The Enmity of Scolrys, Part XVII: Faith and Fecundity
For weeks, the Hammer of Dawn anxiously prepared for an unorthodox rite to honour the great Gereghond, God of Fertility and Plenty across myriad Albedi cultures. To ensure the security of the city’s aims, the Heralds restricted all knowledge of the ritual until just days prior, with several citizens questioning the legitimacy of such an approach once the council presented the plan in its entirety. Despite individual misgivings, Enorian dutifully divided their responsibilities and prepared for the moment to arrive. Though the city initially thought to handle interpretation of the ritual steps themselves, the Heralds ultimately turned to their Duirani allies for assistance. Sibatti and Aolin were foremost among them, helping to ensure the ritual’s sanctity and potency while also nurturing the blossoming of new ties and common ground between the two cities.
When the city assembled in the scoured Mamashi, Vanguard Inthirath led Enorian in ritual bloodletting – an activity not foreign to the Hammer, for their own Akkari Host engaged in such ritualism in observance of the latent spirit in all blood. After outlining the once-plain’s borders in their precious sanguine, the city assembled within what was once a lion’s den and spoke aloud devout prayers to the Bull and their other Gods. Offerings of wheat and perfume were given freely, filling the cavernous dwelling with the musk of earthen fragrances meant to please the Bull and attract His attention.

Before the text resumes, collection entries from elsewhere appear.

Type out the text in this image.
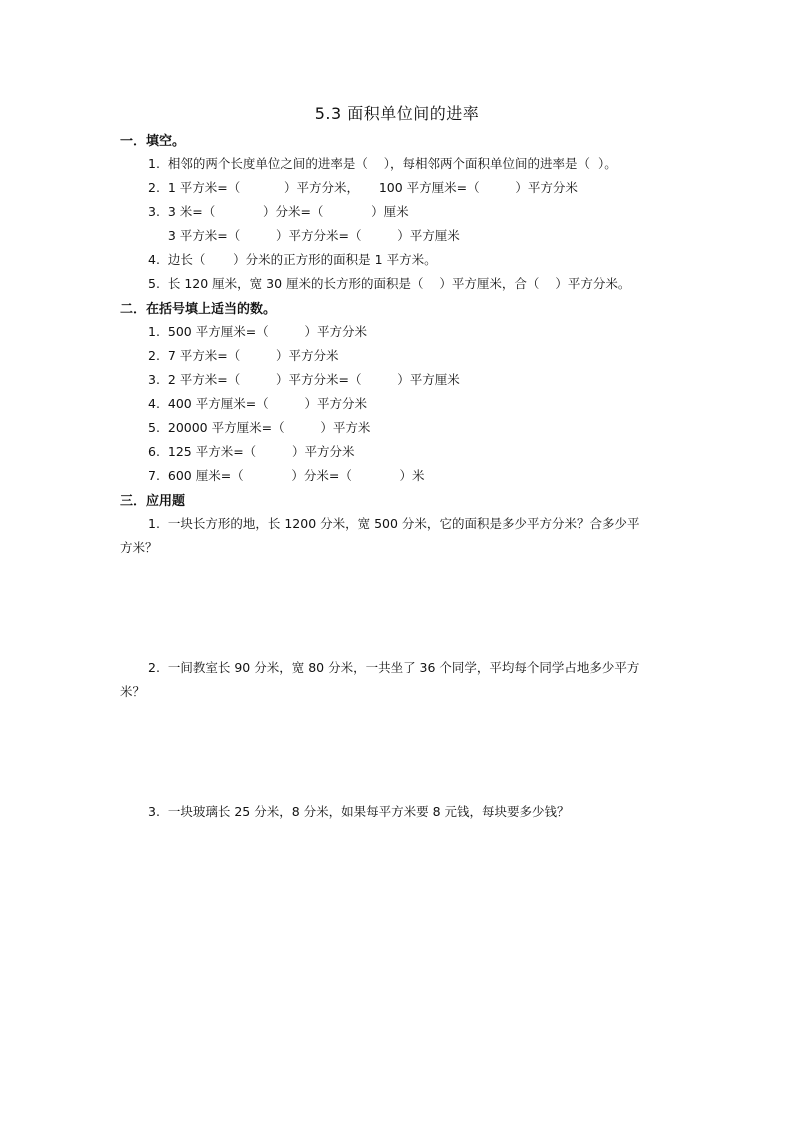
5.3 面积单位间的进率
一．填空。
1.  相邻的两个长度单位之间的进率是（    ），每相邻两个面积单位间的进率是（  ）。
2.  1 平方米=（           ）平方分米，     100 平方厘米=（         ）平方分米
3.  3 米=（            ）分米=（            ）厘米
3 平方米=（         ）平方分米=（         ）平方厘米
4.  边长（       ）分米的正方形的面积是 1 平方米。
5.  长 120 厘米，宽 30 厘米的长方形的面积是（    ）平方厘米，合（    ）平方分米。
二．在括号填上适当的数。
1.  500 平方厘米=（         ）平方分米
2.  7 平方米=（         ）平方分米
3.  2 平方米=（         ）平方分米=（         ）平方厘米
4.  400 平方厘米=（         ）平方分米
5.  20000 平方厘米=（         ）平方米
6.  125 平方米=（         ）平方分米
7.  600 厘米=（            ）分米=（            ）米
三．应用题
1.  一块长方形的地，长 1200 分米，宽 500 分米，它的面积是多少平方分米？合多少平
方米？
2.  一间教室长 90 分米，宽 80 分米，一共坐了 36 个同学，平均每个同学占地多少平方
米？
3.  一块玻璃长 25 分米，8 分米，如果每平方米要 8 元钱，每块要多少钱？
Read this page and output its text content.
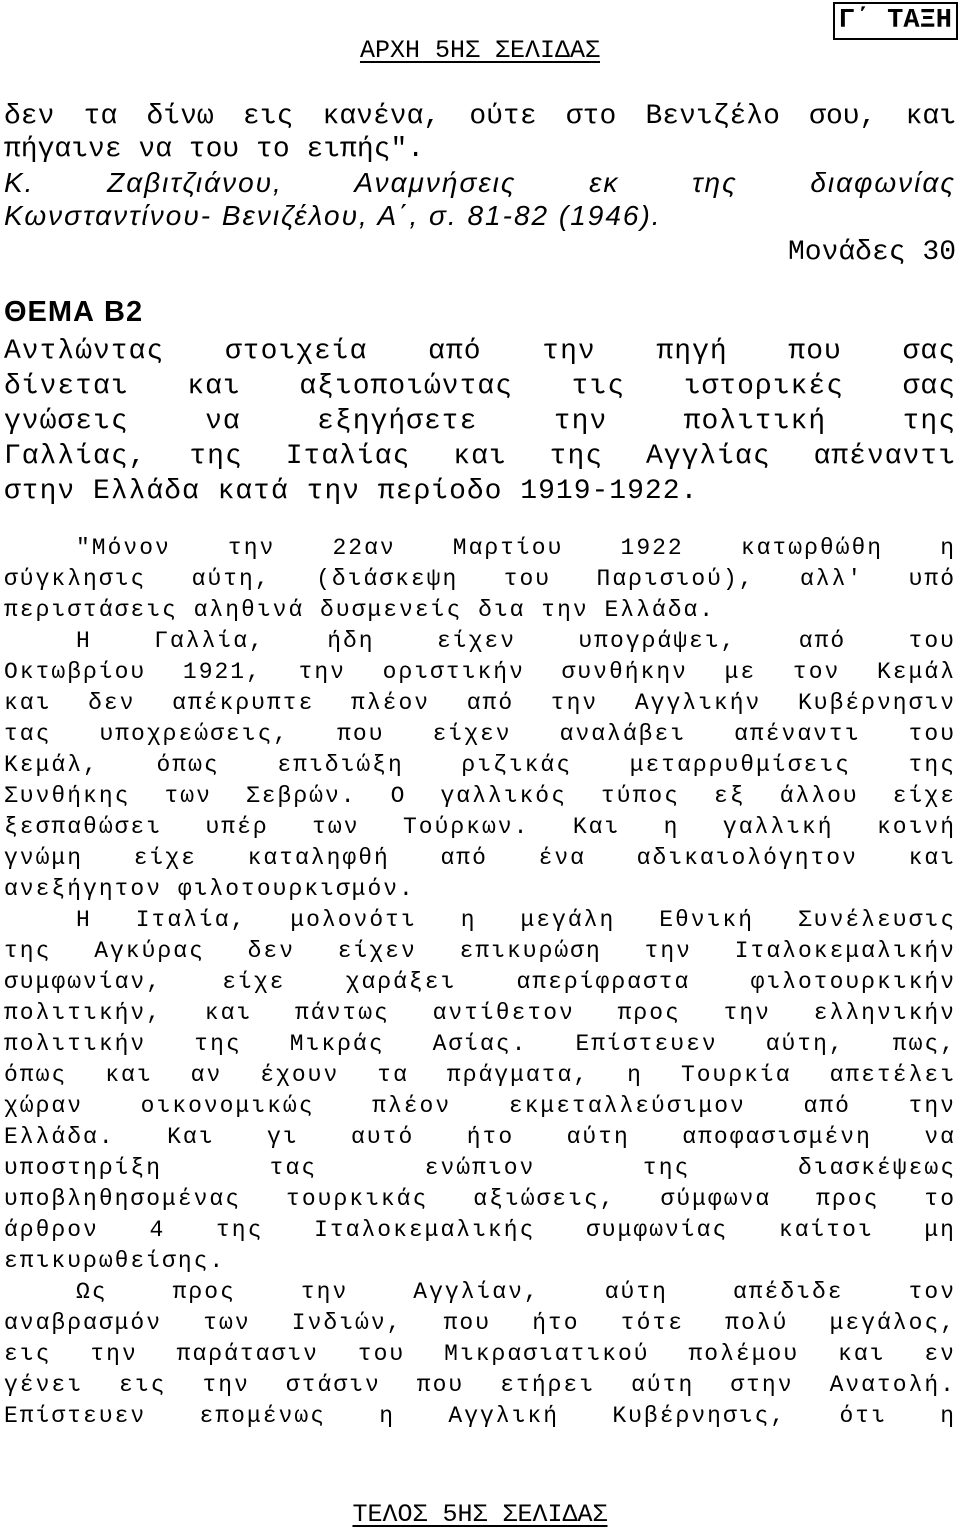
Γ΄ ΤΑΞΗ
ΑΡΧΗ 5ΗΣ ΣΕΛΙΔΑΣ
δεν τα δίνω εις κανένα, ούτε στο Βενιζέλο σου, και
πήγαινε να του το ειπής".
Κ. Ζαβιτζιάνου, Αναμνήσεις εκ της διαφωνίας
Κωνσταντίνου- Βενιζέλου, Α΄, σ. 81-82 (1946).
Μονάδες 30
ΘΕΜΑ Β2
Αντλώντας στοιχεία από την πηγή που σας
δίνεται και αξιοποιώντας τις ιστορικές σας
γνώσεις να εξηγήσετε την πολιτική της
Γαλλίας, της Ιταλίας και της Αγγλίας απέναντι
στην Ελλάδα κατά την περίοδο 1919-1922.
"Μόνον την 22αν Μαρτίου 1922 κατωρθώθη η
σύγκλησις αύτη, (διάσκεψη του Παρισιού), αλλ' υπό
περιστάσεις αληθινά δυσμενείς δια την Ελλάδα.
Η Γαλλία, ήδη είχεν υπογράψει, από του
Οκτωβρίου 1921, την οριστικήν συνθήκην με τον Κεμάλ
και δεν απέκρυπτε πλέον από την Αγγλικήν Κυβέρνησιν
τας υποχρεώσεις, που είχεν αναλάβει απέναντι του
Κεμάλ, όπως επιδιώξη ριζικάς μεταρρυθμίσεις της
Συνθήκης των Σεβρών. Ο γαλλικός τύπος εξ άλλου είχε
ξεσπαθώσει υπέρ των Τούρκων. Και η γαλλική κοινή
γνώμη είχε καταληφθή από ένα αδικαιολόγητον και
ανεξήγητον φιλοτουρκισμόν.
Η Ιταλία, μολονότι η μεγάλη Εθνική Συνέλευσις
της Αγκύρας δεν είχεν επικυρώση την Ιταλοκεμαλικήν
συμφωνίαν, είχε χαράξει απερίφραστα φιλοτουρκικήν
πολιτικήν, και πάντως αντίθετον προς την ελληνικήν
πολιτικήν της Μικράς Ασίας. Επίστευεν αύτη, πως,
όπως και αν έχουν τα πράγματα, η Τουρκία απετέλει
χώραν οικονομικώς πλέον εκμεταλλεύσιμον από την
Ελλάδα. Και γι αυτό ήτο αύτη αποφασισμένη να
υποστηρίξη τας ενώπιον της διασκέψεως
υποβληθησομένας τουρκικάς αξιώσεις, σύμφωνα προς το
άρθρον 4 της Ιταλοκεμαλικής συμφωνίας καίτοι μη
επικυρωθείσης.
Ως προς την Αγγλίαν, αύτη απέδιδε τον
αναβρασμόν των Ινδιών, που ήτο τότε πολύ μεγάλος,
εις την παράτασιν του Μικρασιατικού πολέμου και εν
γένει εις την στάσιν που ετήρει αύτη στην Ανατολή.
Επίστευεν επομένως η Αγγλική Κυβέρνησις, ότι η
ΤΕΛΟΣ 5ΗΣ ΣΕΛΙΔΑΣ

As the Hammer of Dawn engaged in boisterous, hopeful song and ritual war-dance to observe this foreign deity born of Dejaani’s eternal enmity for Ohlsana, villagers from near and far began to stream in and join with the festivities. The devout sang of hope, joy, duty, faith and love to satisfy the specification of a priest’s teachings, the music of their devotion spilling out into the plains at large. Stirred to greater heights of faith and oneness by this display, the villagers began to engage in more physical and carnal methods of worship – an activity that several citizens of the Hammer threw themselves into with full faith that it was necessary for true reverence of Gereghond.
As the ritual reached its climax, a shimmering haze of dusty turquoise manifested upon the eastern horizon, a billowing cloud of mystic smoke within which feral impressions lurk.
Like unto a second sunrise, the lush anomaly elevated like an impassable wall, its manifestation setting the entire wild world to deafening song. Symphonic in its natural union, the animal kingdom banded together to unleash fierce ululations, snarling rejoicements, bellowed praise, hissed deferrals, and twittering celebrations. Zebras let loose equine whinnies that mingled with prideful lion roars. Together, predator and prey bound across empty, scoured land, united in purpose for one glorious moment instrumented by ritual power. Cracks sundered the earth in the wake of this stampede, shattering the lifeless plane of once-plains into destitute dust and rocky chunks begging for the touch of a virile lifebringer. Sensing the impending emergence of a fecund force, avians, mammals and reptiles one and all set the earth to a tremble and the air to a quiver…
The living breathed – and the world breathed with them. Each inhalation suffused their bodies with the land’s bone-deep vitality, each exhalation a sacrifice given unto its bountiful reaches. Held to synchrony and unity with the burgeoning herd of life, their heartbeats shifted to match the thudding rumble of tectonic activity and the groaned roar of ancient mountains. Those who had rejected life instead felt their chest heave as if labouring to join the land’s sudden unification. An emptiness flooded through them like a gulp of gelid water, leaving behind a cold longing for what once was, what could be, what must be passed down and propagated for generations to come.
It was then that a colossal silhouette began to breach the haze. A pair of tusks thrust forth from the turquoise fog, carving through the spiritual mists as if they were untamed fields in dire need of ploughing and tilling.
Penned by my hand on Tisday, the 22nd of Slyphian, in the year 3 AC.